What are the major issues impacting the state?

The high cost of living concerns 94% of those surveyed, followed by high taxes (91%) and people moving out of the state (78%).

More than three-quarters (79%) say Connecticut's cost of living is higher than neighboring states.

Thirty-nine percent told the poll they are considering leaving Connecticut within the next five years, a number that jumps to 42% for those under 35 years old and to 49% for those earning $150,000 or more.

"Generally, people like Connecticut," said institute director Lesley DeNardis.

"We don't want to be gloom and doom about our state. But the financial aspects are pretty daunting for a lot of people."

Most Oppose Tax Hikes

Sacred Heart polled 1,000 residents this month as lawmakers continued to negotiate a resolution to the state's months-long budget deadlock.

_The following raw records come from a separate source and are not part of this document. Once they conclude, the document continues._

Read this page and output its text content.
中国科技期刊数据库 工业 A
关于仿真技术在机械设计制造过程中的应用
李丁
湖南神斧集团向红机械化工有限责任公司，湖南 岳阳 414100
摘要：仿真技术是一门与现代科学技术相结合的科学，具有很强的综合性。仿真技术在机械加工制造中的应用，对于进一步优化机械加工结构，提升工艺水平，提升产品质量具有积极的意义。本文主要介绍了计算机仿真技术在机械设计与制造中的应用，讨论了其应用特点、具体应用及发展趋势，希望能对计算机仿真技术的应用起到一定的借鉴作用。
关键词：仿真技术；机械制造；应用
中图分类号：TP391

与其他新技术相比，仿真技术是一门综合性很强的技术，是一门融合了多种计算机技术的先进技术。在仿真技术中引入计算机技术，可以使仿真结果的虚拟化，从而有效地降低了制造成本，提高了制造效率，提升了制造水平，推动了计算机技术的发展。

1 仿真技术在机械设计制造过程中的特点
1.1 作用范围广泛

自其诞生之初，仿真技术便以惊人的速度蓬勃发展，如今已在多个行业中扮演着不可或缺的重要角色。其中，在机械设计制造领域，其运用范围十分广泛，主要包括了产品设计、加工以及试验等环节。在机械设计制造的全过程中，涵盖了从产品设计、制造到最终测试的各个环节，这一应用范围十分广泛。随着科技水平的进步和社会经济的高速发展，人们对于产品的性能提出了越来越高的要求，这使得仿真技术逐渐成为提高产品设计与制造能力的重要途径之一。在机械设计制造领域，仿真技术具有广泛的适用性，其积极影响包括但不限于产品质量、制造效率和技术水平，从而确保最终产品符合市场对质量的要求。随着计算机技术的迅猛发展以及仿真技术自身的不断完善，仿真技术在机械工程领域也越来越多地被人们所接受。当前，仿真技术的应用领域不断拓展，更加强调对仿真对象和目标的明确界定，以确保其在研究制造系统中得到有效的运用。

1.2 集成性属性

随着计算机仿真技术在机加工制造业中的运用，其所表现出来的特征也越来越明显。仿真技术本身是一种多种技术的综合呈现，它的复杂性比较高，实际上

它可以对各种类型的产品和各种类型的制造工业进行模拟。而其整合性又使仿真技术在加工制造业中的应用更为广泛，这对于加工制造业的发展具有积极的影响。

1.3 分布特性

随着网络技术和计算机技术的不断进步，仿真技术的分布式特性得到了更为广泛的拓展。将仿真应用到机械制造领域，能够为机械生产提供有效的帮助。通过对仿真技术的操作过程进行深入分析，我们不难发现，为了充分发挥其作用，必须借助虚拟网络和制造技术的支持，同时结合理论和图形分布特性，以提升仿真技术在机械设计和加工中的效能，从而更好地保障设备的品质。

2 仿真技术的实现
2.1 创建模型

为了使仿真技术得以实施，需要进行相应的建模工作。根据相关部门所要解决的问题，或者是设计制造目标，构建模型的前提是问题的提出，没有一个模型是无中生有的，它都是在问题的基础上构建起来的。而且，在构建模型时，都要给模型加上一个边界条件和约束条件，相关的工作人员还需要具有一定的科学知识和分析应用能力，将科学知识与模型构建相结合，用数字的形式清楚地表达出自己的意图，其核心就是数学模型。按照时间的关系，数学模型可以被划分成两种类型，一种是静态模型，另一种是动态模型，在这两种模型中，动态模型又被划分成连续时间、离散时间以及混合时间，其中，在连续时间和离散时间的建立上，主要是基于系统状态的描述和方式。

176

The poll found high issue recognition among residents, with 90% of those surveyed saying they were aware the state faced a budget crisis.

People like Connecticut. But the financial aspects are pretty daunting for a lot of people.
— SHU's Lesley DeNardis
An overwhelming 84% say they oppose raising taxes to close the state's projected $3.5 billion, two-year budget deficit.

Eighty-seven percent are concerned the state's budget crisis will impact local city or town services, with 64% unwilling to accept increased property taxes to mitigate potential cuts.

There was broad support for regionalization, with 95% in favor of cities and towns merging or consolidating functions with neighboring municipalities to cut costs.

Business Climate

"Connecticut is at an inflection point," DeNardis said.

"There is an ability to take a situation that is at a low ebb and really help foster and effectuate positive change."

The poll measured ways the state could improve its business climate, with 62% supporting policies that encourage new businesses.

Almost half (47%) want transportation improvements, 47% back better workforce development efforts, 42% called for easing the regulatory burden on business, and 40% support cutting corporate tax rates.